Stillness then, the wind gone and everything momentarily quiet. A head bobbed up beside the floating wreck. Another and another. Three men swimming awkwardly, and then, the tin carcase rolled its other splintered leg into the air and sank. Air came out of it, a single belch that lifted, the surface of the water, and after that nothing; just the flat sea rippled by the wind and three dark heads floundering in to the beach.
Fortunately there was little surf. One by one they found their feet and waded ashore, drowned men gasping for air, flinging themselves down on the wet stones, suddenly exhausted as fear gripped them. I ran down to them, looking at each face. But they were men I didn’t know. They were alive because they’d been in the fuselage within reach of the door. Standing had been sitting with Adams up by the controls. They’d both been trapped.
It was only minutes before, a few short minutes, that I’d been talking to Adams. It didn’t seem possible. One moment the helicopter had been there, so close above my head that I’d ducked involuntarily — and now it was gone. I stood there with those three men moaning at my feet staring unbelievingly at the waters of the bay. Nothing. Nothing but the steel-bright surface exploding into spray and beneath it Standing and Adams still strapped into their seats, eyes already sightless…. Was it my fault? I felt sick right through to my guts, utterly drained.
‘Christ, man. What are you staring at?’
One of the figures, a sergeant, had staggered to his feet and was staring at me, wild-eyed, his hair plastered limp across his head.
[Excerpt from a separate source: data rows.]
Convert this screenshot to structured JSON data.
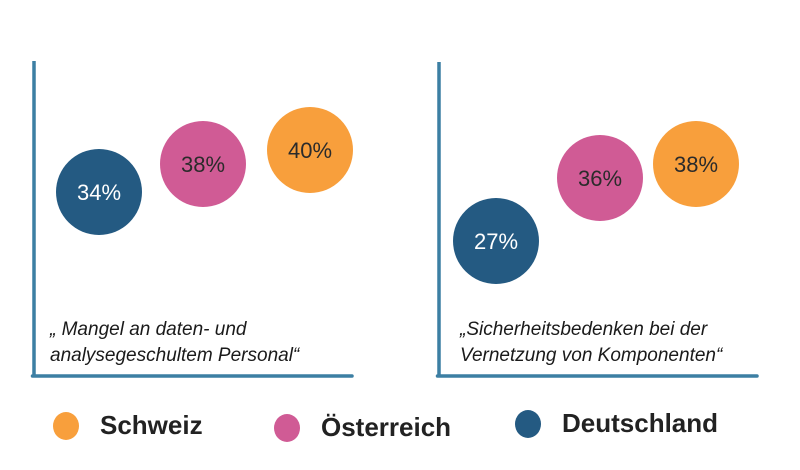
{
  "colors": {
    "axis": "#3c7fa3",
    "Schweiz": "#f89f3c",
    "Österreich": "#d05b95",
    "Deutschland": "#245a82",
    "label_dark": "#2b2b2b",
    "label_light": "#ffffff"
  },
  "chart_data": [
    {
      "type": "scatter",
      "title": "",
      "caption_lines": [
        "„ Mangel an daten- und",
        "analysegeschultem Personal“"
      ],
      "xlabel": "",
      "ylabel": "",
      "grid": false,
      "categories": [
        "Deutschland",
        "Österreich",
        "Schweiz"
      ],
      "values": [
        34,
        38,
        40
      ],
      "labels": [
        "34%",
        "38%",
        "40%"
      ],
      "unit": "%"
    },
    {
      "type": "scatter",
      "title": "",
      "caption_lines": [
        "„Sicherheitsbedenken bei der",
        "Vernetzung von Komponenten“"
      ],
      "xlabel": "",
      "ylabel": "",
      "grid": false,
      "categories": [
        "Deutschland",
        "Österreich",
        "Schweiz"
      ],
      "values": [
        27,
        36,
        38
      ],
      "labels": [
        "27%",
        "36%",
        "38%"
      ],
      "unit": "%"
    }
  ],
  "legend": {
    "position": "bottom",
    "items": [
      {
        "label": "Schweiz",
        "color": "#f89f3c"
      },
      {
        "label": "Österreich",
        "color": "#d05b95"
      },
      {
        "label": "Deutschland",
        "color": "#245a82"
      }
    ]
  }
}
‘Nothing,’ I said. It was nothing that he could see. The two dead men were in my mind and he wasn’t thinking.of them, only of the fact that he was alive.
‘Jesus! It was cold.’ He was shivering; moaning to himself. But then habit and training reasserted itself. He got his men to their feet and I took them up to the camp.
It was, I thought, the end of all hope for the survivors on Sgeir Mhor; three men killed and nothing achieved.
Standing’s death had a numbing effect on the rescue operation. It was not so much the man himself as the command he represented. It left a vacuum and there was only one man in Northton with the experience to fill it; that man was lying on his bed, nursing a hatred that no longer had any point. In the midst of the flood of teleprints back and forth nobody thought of informing him that Standing was dead. He heard about it from his escorting officer who had got it from the orderly who brought them their tea. It took time for the implications to sink in and it wasn’t until almost five-fifteen that he finally stirred himself, got to his feet and ordered Lieutenant Phipps to accompany him to the Movements Office. There he sent off a teleprint to Brigadier Matthieson: In view of Colonel Standing’s death presume I have your authority to take over command. Please confirm so that I can organise attempt to rescue survivors dawn tomorrow. This was despatched at 17.23 hours.